Scree plots graphically represent the percentage of variation captured by each PC. Variations are calculated by dividing sum of squared distances by (sample size – 1). The variation can also be represented by Eigenvalues as (sample size – 1) is a constant.
In case of more than 3 features, say X, Y and Z, PC1 is still the best fitting line on dataset. PC2 is the next best fit line through the origin and perpendicular to PC1. PC3 is the best fit line through the origin and is perpendicular to both PC1 and PC2.
To demonstrate how to apply PCA on a dataset, we will be using ‘wine’ data from the app. To load the data, open mlearn, click ‘Data’ tab, select ‘wine’ in ‘load data from app’ under ‘Data Source’ and click ‘Submit Change’. This data can also be loaded from the source and be imported in app using ‘Data’ tab, selecting ‘desktop’ under ‘Data Source’ and identifying the appropriate ‘file type’.

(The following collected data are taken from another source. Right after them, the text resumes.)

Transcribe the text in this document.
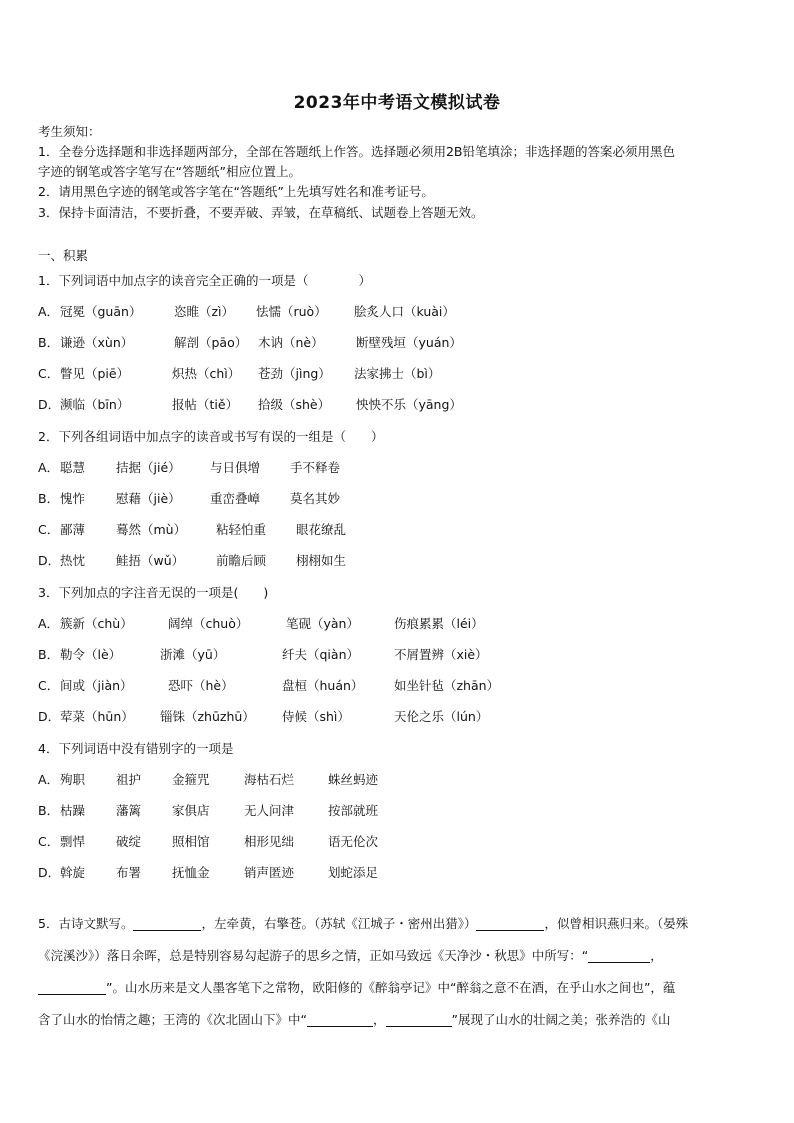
2023年中考语文模拟试卷
考生须知：
1．全卷分选择题和非选择题两部分，全部在答题纸上作答。选择题必须用2B铅笔填涂；非选择题的答案必须用黑色
字迹的钢笔或答字笔写在“答题纸”相应位置上。
2．请用黑色字迹的钢笔或答字笔在“答题纸”上先填写姓名和准考证号。
3．保持卡面清洁，不要折叠，不要弄破、弄皱，在草稿纸、试题卷上答题无效。
一、积累
1．下列词语中加点字的读音完全正确的一项是（　　　　）
A．冠冕（guān）	恣睢（zì） 怯懦（ruò） 脍炙人口（kuài）
B．谦逊（xùn）	解剖（pāo） 木讷（nè）	断壁残垣（yuán）
C．瞥见（piē）	炽热（chì） 苍劲（jìng） 法家拂士（bì）
D．濒临（bīn）	报帖（tiě） 拾级（shè） 怏怏不乐（yāng）
2．下列各组词语中加点字的读音或书写有误的一组是（　　）
A．聪慧 拮据（jié） 与日俱增 手不释卷
B．愧怍 慰藉（jiè） 重峦叠嶂 莫名其妙
C．鄙薄 蓦然（mù） 粘轻怕重 眼花缭乱
D．热忱 鲑捂（wǔ）	前瞻后顾 栩栩如生
3．下列加点的字注音无误的一项是(　　)
A．簇新（chù）	阔绰（chuò）	笔砚（yàn）	伤痕累累（léi）
B．勒令（lè）	浙滩（yū）	纤夫（qiàn）	不屑置辨（xiè）
C．间或（jiàn）	恐吓（hè）	盘桓（huán） 如坐针毡（zhān）
D．荤菜（hūn） 锱铢（zhūzhū） 侍候（shì）	天伦之乐（lún）
4．下列词语中没有错别字的一项是
A．殉职 祖护 金箍咒	海枯石烂	蛛丝蚂迹
B．枯躁 藩篱 家俱店	无人问津	按部就班
C．剽悍 破绽 照相馆	相形见绌	语无伦次
D．斡旋 布署 抚恤金	销声匿迹	划蛇添足
5．古诗文默写。	，左牵黄，右擎苍。（苏轼《江城子・密州出猎》）	，似曾相识燕归来。（晏殊
《浣溪沙》）落日余晖，总是特别容易勾起游子的思乡之情，正如马致远《天净沙・秋思》中所写：“	，
”。山水历来是文人墨客笔下之常物，欧阳修的《醉翁亭记》中“醉翁之意不在酒，在乎山水之间也”，蕴
含了山水的怡情之趣；王湾的《次北固山下》中“	，	”展现了山水的壮阔之美；张养浩的《山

The data originated from chemical analysis of wines grown in the same region in Italy and collected from 3 different cultivars. Analyses revealed the amount of 13 constituents found in each type of wine. Our goal is to transform the constituents into Principal Components to evaluate expressing the data at fewer dimensions and to determine contributing variables of the Principal Components. In addition to dimensionality reduction, this helps identifying the most influential constituents in terms of determining the ‘wine source’ or, in general’, finding the response variable. So, the knowledge can be utilized in Regression or Classification analysis of the data.
To transform data, click ‘PCA’ tab, select all columns except ‘source’ in ‘select columns’ under ‘Variables’, click ‘Submit Change’. This will provide the scree plot (first 10 PCs) under ‘Plot’ and values of PCs.
Scree plot shows about 60% of the variations in dataset can be accounted for by using only first 2 PCs. As we mentioned before, Principal Component plot can be drawn by rotating and making PC1 as vertical axis and PC2 as horizontal axis and projecting data back to the quadrants. To create following plot, select ‘Scatter’ in ‘select plot’, select ‘color variable’ as ‘source’ and ‘point size’ to 7.
To create factor map, select ‘Correlation’ in ‘select plot’, click ‘Submit Change’. This plot shows loading scores of the feature variables as described above.
The squared loading scores are called cos2 or quality of representation, the sum of which for each variable is equal to one. Higher value cos2 means better quality of representation of the variable by the Principal Component. Following plot show cos2 of PC1, here, flavonoids is the best represented by PC1 while ash representation is almost negligible. To plot, select ‘Quality’ in ‘select plot’ and ‘PC1’ in ‘select component’.
Variables percentage contributions on PCs can be derived from cos2s. It is calculated for each PC as follows:
(cos2 of a variable) X 100 / (sum of cos2s of all variables for the PC)
Variables that contribute the most to the first PCs i.e. PC1, PC2 etc. are the most important in explaining the data variability. Conversely, variables with least contributions to first PCs can be less relevant to explain variability and may be redundant. Contributions. Plot contributions for PC1 by selecting ‘Contribution’ in ‘select plot’ and ‘PC1’ in ‘select component’.
Finally, data for the PCA ‘Scatter’ plot can be downloaded by clicking ‘Download Data’ below ‘Data PCA’ table.